One problem is that there is a tendency for athletes with the highest economies to have lower VO2max values and vice versa.
Elite middle distance runners often have higher VO2max values (ex. 85 ml/kg/min) than elite marathoners (ex. 72 ml/kg/min), but exhibit lower economies.
Take a look again at our skiers’ data in the chart.
While skier B presents an inferior economy compared with skier A, her VO2max is significantly higher.
So which skier will race the fastest?
In our lab at Northern Michigan University, we feel that expressing economy relative to VO2max can be important.
Sjodin and Svedenhag did this for marathon running by expressing steady-state VO2 at a set pace (economy) as a percentage of the individual subject’s VO2max.
They found a very high relationship between this calculated variable and competition pace in the marathon.
The calculated value for %VO2max at a given power output or pace combines the effects of both economy and VO2max.
For the two skiers in the chart, skiing with V1 on a 9% grade, we obtain steady-state VO2 values of 48 ml/kg/min for A and 56 ml/kg/min for B. VO2max values are 54 ml/kg/min for skier A and 62 ml/kg/min for skier B.
The calculated values for %VO2max at the set 9% grade would be 90% for skier B and 89% for skier A.
Thus, these skiers may perform very close to one another in a longer race.
What one gains in VO2max, the other makes up in economy.
Sjodin and Svedenhag found that elite runners (2:10-2:30 hr:min for the marathon) only differed within 5% for calculated %VO2max at a test pace of 15 km/hr even though VO2max ranged from 63 to 78 ml/kg/min in this group.
Can Economy Be Improved?
In theory, improvement in any of the factors of mechanical or muscle efficiency should improve economy. Improvements, however, may be too small to measure until they begin to accumulate over time.

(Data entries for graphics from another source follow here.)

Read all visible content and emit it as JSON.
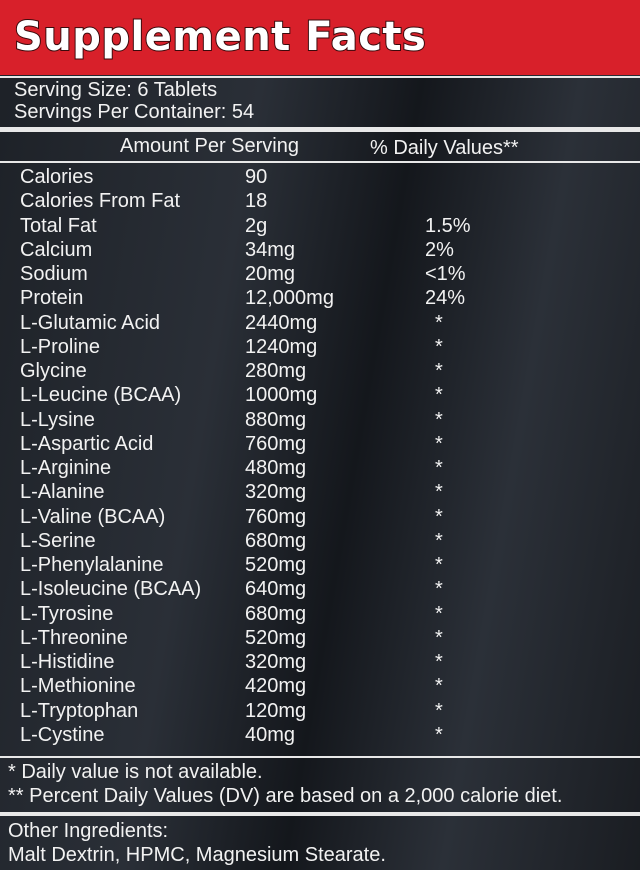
{
  "header": {
    "title": "Supplement Facts"
  },
  "serving_size": "Serving Size: 6 Tablets",
  "servings_per_container": "Servings Per Container: 54",
  "columns": {
    "amount": "Amount Per Serving",
    "daily": "% Daily Values**"
  },
  "rows": [
    [
      "Calories",
      "90",
      ""
    ],
    [
      "Calories From Fat",
      "18",
      ""
    ],
    [
      "Total Fat",
      "2g",
      "1.5%"
    ],
    [
      "Calcium",
      "34mg",
      "2%"
    ],
    [
      "Sodium",
      "20mg",
      "<1%"
    ],
    [
      "Protein",
      "12,000mg",
      "24%"
    ],
    [
      "L-Glutamic Acid",
      "2440mg",
      "*"
    ],
    [
      "L-Proline",
      "1240mg",
      "*"
    ],
    [
      "Glycine",
      "280mg",
      "*"
    ],
    [
      "L-Leucine (BCAA)",
      "1000mg",
      "*"
    ],
    [
      "L-Lysine",
      "880mg",
      "*"
    ],
    [
      "L-Aspartic Acid",
      "760mg",
      "*"
    ],
    [
      "L-Arginine",
      "480mg",
      "*"
    ],
    [
      "L-Alanine",
      "320mg",
      "*"
    ],
    [
      "L-Valine (BCAA)",
      "760mg",
      "*"
    ],
    [
      "L-Serine",
      "680mg",
      "*"
    ],
    [
      "L-Phenylalanine",
      "520mg",
      "*"
    ],
    [
      "L-Isoleucine (BCAA)",
      "640mg",
      "*"
    ],
    [
      "L-Tyrosine",
      "680mg",
      "*"
    ],
    [
      "L-Threonine",
      "520mg",
      "*"
    ],
    [
      "L-Histidine",
      "320mg",
      "*"
    ],
    [
      "L-Methionine",
      "420mg",
      "*"
    ],
    [
      "L-Tryptophan",
      "120mg",
      "*"
    ],
    [
      "L-Cystine",
      "40mg",
      "*"
    ]
  ],
  "footnotes": [
    "* Daily value is not available.",
    "** Percent Daily Values (DV) are based on a 2,000 calorie diet."
  ],
  "other_ingredients": {
    "label": "Other Ingredients:",
    "text": "Malt Dextrin, HPMC, Magnesium Stearate."
  }
}
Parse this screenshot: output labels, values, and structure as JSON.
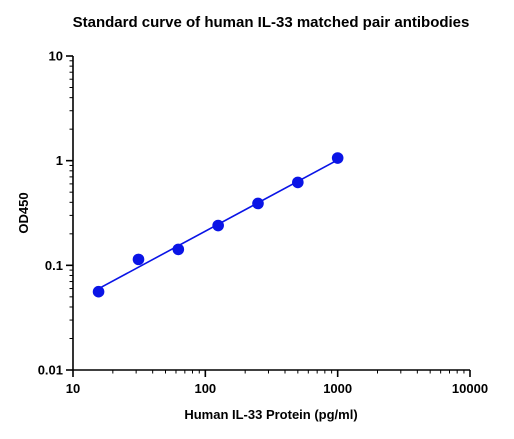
{
  "chart_data": {
    "type": "scatter",
    "title": "Standard curve of human IL-33 matched pair antibodies",
    "xlabel": "Human IL-33 Protein (pg/ml)",
    "ylabel": "OD450",
    "x_scale": "log",
    "y_scale": "log",
    "xlim": [
      10,
      10000
    ],
    "ylim": [
      0.01,
      10
    ],
    "x_ticks": [
      10,
      100,
      1000,
      10000
    ],
    "x_tick_labels": [
      "10",
      "100",
      "1000",
      "10000"
    ],
    "y_ticks": [
      0.01,
      0.1,
      1,
      10
    ],
    "y_tick_labels": [
      "0.01",
      "0.1",
      "1",
      "10"
    ],
    "grid": false,
    "legend": "none",
    "series": [
      {
        "color": "#0a14e6",
        "x": [
          15.6,
          31.25,
          62.5,
          125,
          250,
          500,
          1000
        ],
        "y": [
          0.056,
          0.114,
          0.142,
          0.24,
          0.39,
          0.62,
          1.06
        ],
        "fit_line": true
      }
    ]
  }
}
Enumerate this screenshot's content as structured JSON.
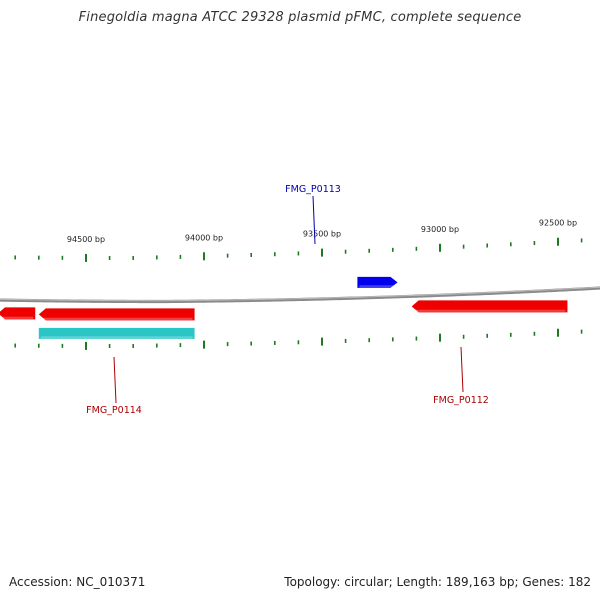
{
  "title": "Finegoldia magna ATCC 29328 plasmid pFMC, complete sequence",
  "footer": {
    "accession": "Accession: NC_010371",
    "summary": "Topology: circular; Length: 189,163 bp; Genes: 182"
  },
  "colors": {
    "backbone": "#8a8a8a",
    "tick": "#1e7a1e",
    "forward_gene": "#0000ee",
    "reverse_gene": "#ee0000",
    "cds_feature": "#2ac6c6",
    "label_blue": "#0000aa",
    "label_red": "#aa0000"
  },
  "ticks": {
    "major": [
      {
        "bp": 94500,
        "label": "94500 bp"
      },
      {
        "bp": 94000,
        "label": "94000 bp"
      },
      {
        "bp": 93500,
        "label": "93500 bp"
      },
      {
        "bp": 93000,
        "label": "93000 bp"
      },
      {
        "bp": 92500,
        "label": "92500 bp"
      }
    ]
  },
  "features": [
    {
      "name": "FMG_P0113",
      "type": "gene",
      "strand": "forward",
      "start": 93350,
      "end": 93180,
      "labeled": true
    },
    {
      "name": "FMG_P0112",
      "type": "gene",
      "strand": "reverse",
      "start": 93120,
      "end": 92460,
      "labeled": true
    },
    {
      "name": "FMG_P0114",
      "type": "gene",
      "strand": "reverse",
      "start": 94700,
      "end": 94040,
      "labeled": true
    },
    {
      "name": "",
      "type": "gene",
      "strand": "reverse",
      "start": 94880,
      "end": 94715,
      "labeled": false
    },
    {
      "name": "",
      "type": "CDS",
      "strand": "reverse",
      "start": 94700,
      "end": 94040,
      "labeled": false
    }
  ]
}
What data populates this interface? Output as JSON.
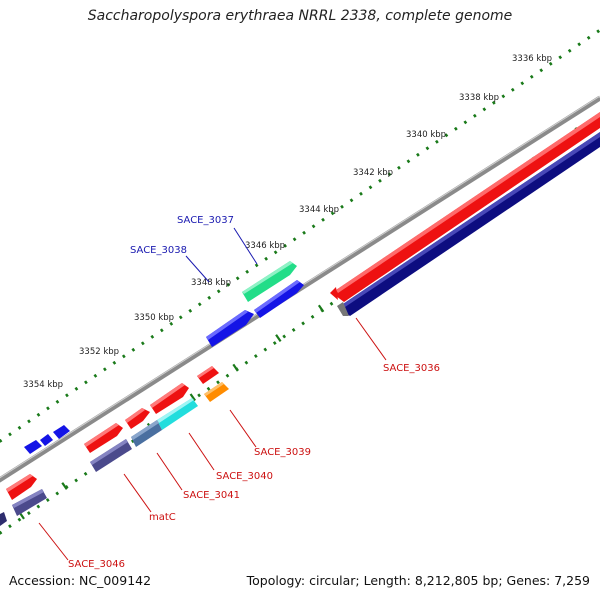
{
  "title": "Saccharopolyspora erythraea NRRL 2338, complete genome",
  "footer": {
    "accession": "Accession: NC_009142",
    "summary": "Topology: circular; Length: 8,212,805 bp; Genes: 7,259"
  },
  "colors": {
    "background": "#ffffff",
    "backbone": "#7a7a7a",
    "tick_track": "#1a7a1a",
    "forward_cds": "#ee1111",
    "reverse_cds": "#0d0d80",
    "blue_gene": "#1414e6",
    "teal_gene": "#22dd88",
    "cyan_gene": "#22dddd",
    "orange_gene": "#ff8c00",
    "steel_gene": "#4a6fa0",
    "slate_gene": "#4b4a8c",
    "blue_label": "#1a1ab0",
    "red_label": "#cc1111"
  },
  "map": {
    "tick_labels": [
      "3336 kbp",
      "3338 kbp",
      "3340 kbp",
      "3342 kbp",
      "3344 kbp",
      "3346 kbp",
      "3348 kbp",
      "3350 kbp",
      "3352 kbp",
      "3354 kbp"
    ],
    "gene_labels": [
      {
        "text": "SACE_3037",
        "color": "blue"
      },
      {
        "text": "SACE_3038",
        "color": "blue"
      },
      {
        "text": "SACE_3036",
        "color": "red"
      },
      {
        "text": "SACE_3039",
        "color": "red"
      },
      {
        "text": "SACE_3040",
        "color": "red"
      },
      {
        "text": "SACE_3041",
        "color": "red"
      },
      {
        "text": "matC",
        "color": "red"
      },
      {
        "text": "SACE_3046",
        "color": "red"
      }
    ]
  }
}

Short-term technique training does not always produce measurable improvement in economy, at least with running.
Most research today indicates that improvements in economy come over the long term and are related to training volume and years of training.
It may be that identifying and mastering correct technique, and then applying correct technique over long periods of training is necessary.
The complex nature and evolving status of cross country ski technique suggest that there are significant performance gains to be had from technique training in this sport.
Unfortunately, I am unaware of any short- or long-term studies that have objectively evaluated changes in technical performance by a skier and related these to measured changes in economy; or race performance, for that matter.
At least such data are not readily available in the published literature. I suspect a large part of the problem is that we have no standard, objective tool to evaluate and rate technique.
A reasonable strategy may be to keep up with the evolution of skiing by reading articles like Pete Vordenberg’s “The Better Way to Skate” (The Master Skier, Mid-Season, 2001/2002) and work with a knowledgeable coach to put the information into practice.
Periodic critical video analysis can be helpful with this.
Consider physiological testing in a lab that specializes in testing skiers.
Remember that single test sessions may have little to offer the master skier other than bragging rights.
Repeat testing is required to evaluate changes relative to your training and performance records.
Be open to change. There is still a lot to be learned about skiing.
Yes, this wonderful sport could keep all of us … sport scientists, coaches, athletes, designers … busy for a long time.